A high school teacher in West Virginia has been suspended after her personal Twitter account was found filled with racially charged tweets. Mary Durstein was suspended, with pay, on Monday, according to the Herald-Dispatch.
The tweet that initially garnered attention was in response to a photo of the four Black people accused of torturing a mentally ill white man in Chicago. “Can you imagine how many riots we would have around the country if the terrorists were white” the tweet read. The photo was captioned, “Imagine if these were 4 white people torturing a special need black kid!”
Durstein tweeted in response, “this could have been Obama’s children.”
BLM and the Black community have condemned the heinous hate crime, which police have not connected to any group. Yet, #BLMKidnapping prematurely trended on social media.
Students in and residents of Cabell County, where Huntington High School is located, reported that tweet, along with others, to school officials over the weekend, according to Jedd Flowers, director of communications with Cabell County Schools.
Another post about the president was a photo of his May meeting with Japanese leaders, at which time he expressed sympathies for the bombings that took place in Japan during World War II. Durstein tweeted the photo of Obama and inaccurately wrote that the president apologized for the attacks. She also tweeted a picture of the USS Arizona Memorial, located on the gravesite for the people killed there during Pearl Harbor.
“This is where you belong you Muslim douchebag,” the second photo of the grave read.
Obama did not meet with the Japanese prime minister to apologize, however, but to express sympathies for the lives that were lost. Japanese Prime Minister Shinzo Abe said at the time said he and the president would “together pay respects for the victims” of the bombings.
In addition to the recent tweets, others dating back several years contained racially charged comments against Muslims, as well as against people who support Black Lives Matter.
The account has since been taken down, but not before Cabell County students took screenshots to share with officials. In July 2015 Durstein reportedly posted, “#cashinIn #WakeUpAmerica #viewcrew Who cares if we offend Muslims at least they keep their heads on tact. They’re the enemy!”

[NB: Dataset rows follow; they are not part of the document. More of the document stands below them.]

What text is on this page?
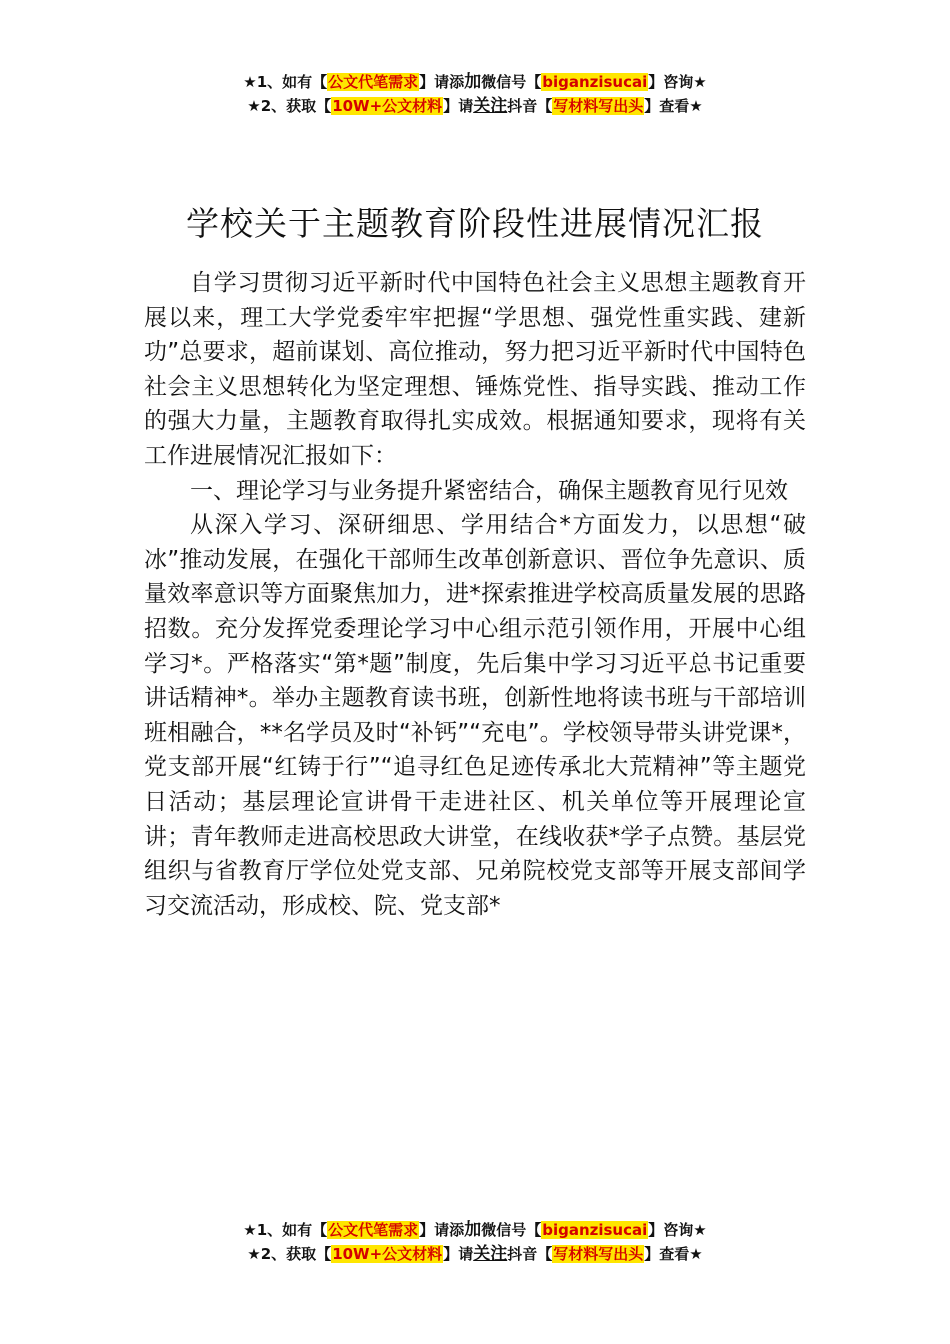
★1、如有【公文代笔需求】请添加微信号【biganzisucai】咨询★
★2、获取【10W+公文材料】请关注抖音【写材料写出头】查看★
学校关于主题教育阶段性进展情况汇报

自学习贯彻习近平新时代中国特色社会主义思想主题教育开展以来，理工大学党委牢牢把握“学思想、强党性重实践、建新功”总要求，超前谋划、高位推动，努力把习近平新时代中国特色社会主义思想转化为坚定理想、锤炼党性、指导实践、推动工作的强大力量，主题教育取得扎实成效。根据通知要求，现将有关工作进展情况汇报如下：

一、理论学习与业务提升紧密结合，确保主题教育见行见效

从深入学习、深研细思、学用结合*方面发力，以思想“破冰”推动发展，在强化干部师生改革创新意识、晋位争先意识、质量效率意识等方面聚焦加力，进*探索推进学校高质量发展的思路招数。充分发挥党委理论学习中心组示范引领作用，开展中心组学习*。严格落实“第*题”制度，先后集中学习习近平总书记重要讲话精神*。举办主题教育读书班，创新性地将读书班与干部培训班相融合，**名学员及时“补钙”“充电”。学校领导带头讲党课*，党支部开展“红铸于行”“追寻红色足迹传承北大荒精神”等主题党日活动；基层理论宣讲骨干走进社区、机关单位等开展理论宣讲；青年教师走进高校思政大讲堂，在线收获*学子点赞。基层党组织与省教育厅学位处党支部、兄弟院校党支部等开展支部间学习交流活动，形成校、院、党支部*

★1、如有【公文代笔需求】请添加微信号【biganzisucai】咨询★
★2、获取【10W+公文材料】请关注抖音【写材料写出头】查看★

Cabell County Superintendent Bill Smith said the tweets “are things that we do not adhere to.”
“We believe that all children are welcome here — all adults as well — in Cabell County schools,” Smith said. “We want to make sure that is clear to our students and clear to the employees that work for us.”
It is not clear what further action will be taken against Durstein. Flowers said the school is still determining if Durtein’s tweets violated school policies. But the county’s code of conduct for school employees states employees must “demonstrate responsible citizenship by maintaining a high standard of conduct, self-control, and moral/ethical behavior.”
“Hopefully the Muslims will eliminate him and mooshelle as queers,” a Tennessee deputy director wrote on Facebook.
Durstein will meet with the superintendent, Flowers reported, to discuss the tweets.
In similar scenarios, action has been taken and then backpedaled. In November, a derogatory Facebook post about First Lady Michelle Obama garnered massive media attention. Two state leaders came under fire after one called the first lady an “Ape in heels” and the other agreed.
Pamela Taylor served as the director at the Clay County Development Corporation in Clay, a non-profit organization located in West Virginia that is funded by state and federal funds. She wrote the initial post and was reportedly fired as a result. However, in December, it was reported that Taylor would be returning back to work.